I don’t think that anyone who studies neonatal AKI will argue with you that a new and improved neonatal AKI definition is coming down the road and will hopefully include refined cutoffs and biomarkers of injury – but right now we shouldn’t dismiss the current definition, particularly after those first few days of SCr ‘rise’ in extremely preterm neonates. Thanks again for raising awareness about preterm neonatal kidney function and AKI!
After that initial rise, when the creatinine “should” be falling, then I would agree that it is likely that an absolute rise of 0.3 mg/dL or 27 micromol/L may well be a reasonable, and simple threshold. In fact, perhaps ANY rise during that period might be more sensitive and specific. Once the creatinine has stabilised and maternal creatinine has been filtered out, then probably a different threshold might be better, given the low muscle mass of our babies, and perhaps a smaller increase might be a better screening value.
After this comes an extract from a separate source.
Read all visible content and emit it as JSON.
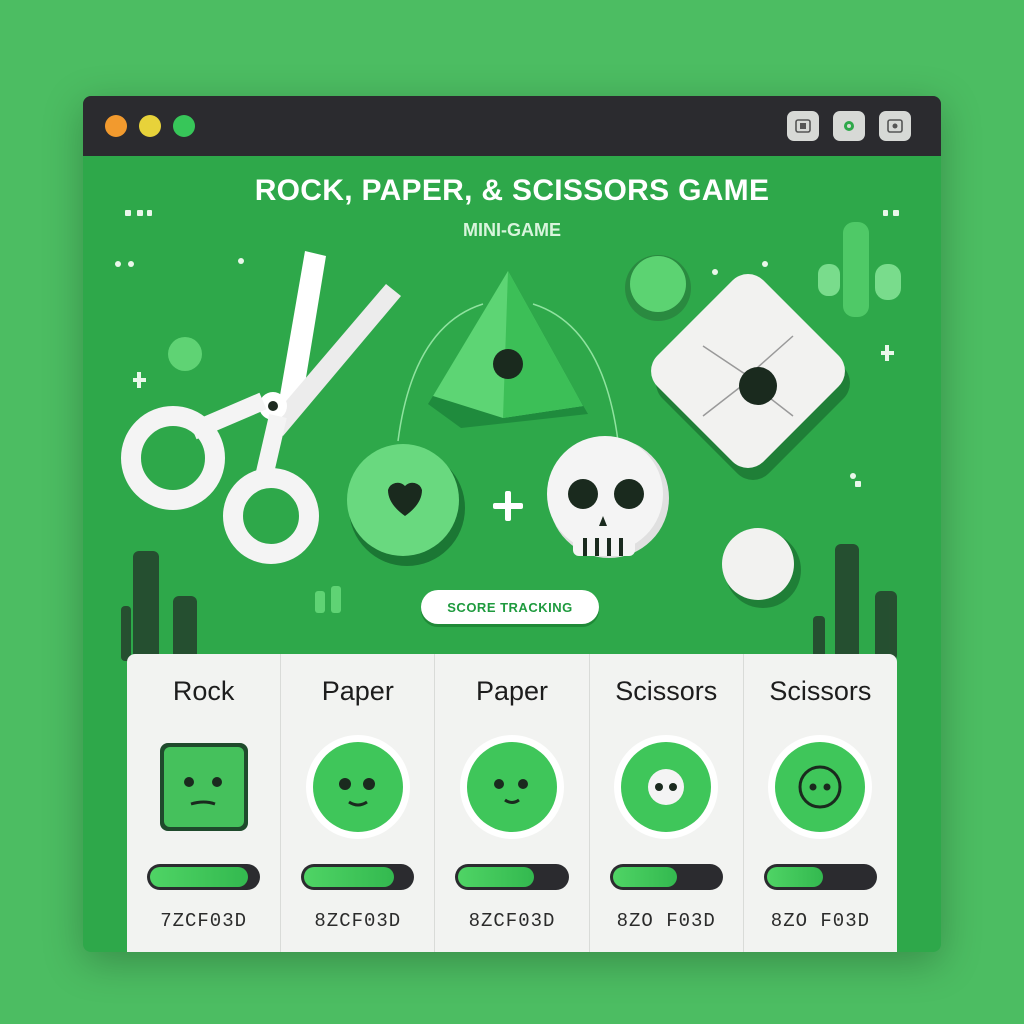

The new article that you mention, (and that I would have referenced if I hadn’t already written too much) by Dr Askenazi, with Dr Ambalavanan as one of the authors, who wrote the other comment, is interesting, but my concern is that that study does not use Dr Askenazi’s own correction for weight loss, and many of the kids who have “AKI” using absolute rises in SCr during the first few days of life would not qualify using their own adjustment for weight loss.
I also question the relevance of the correlation between increases in serum creatinine and mortality, Its a long time since I saw a preterm baby die of renal failure, so I think the increase in serum creatinine might be a marker of serious illness but not necessarily a good marker of renal injury.
I agree with both you and Dr Ambalavanan that other biomarkers might well be interesting in the future, and more specific for renal injury.
Excellent post, as always! I think one issue of serum creatinine is that it changes late – by the time SCr increases even to a moderate extent, there is a substantial decrease in renal function (it’s more of Acute Kidney Failure rather than Acute Kidney Injury in the RIFLE classification [Risk–>Injury–>Failure–>Loss of Function–> End-stage]). I suspect that in the future there will be more sensitive biomarker-based methods for earlier detection of AKI at the injury phase (e.g. use of NGAL, Cys-C, KIM-1) when intervention may be possibly more effective (similar to use of troponins for MI).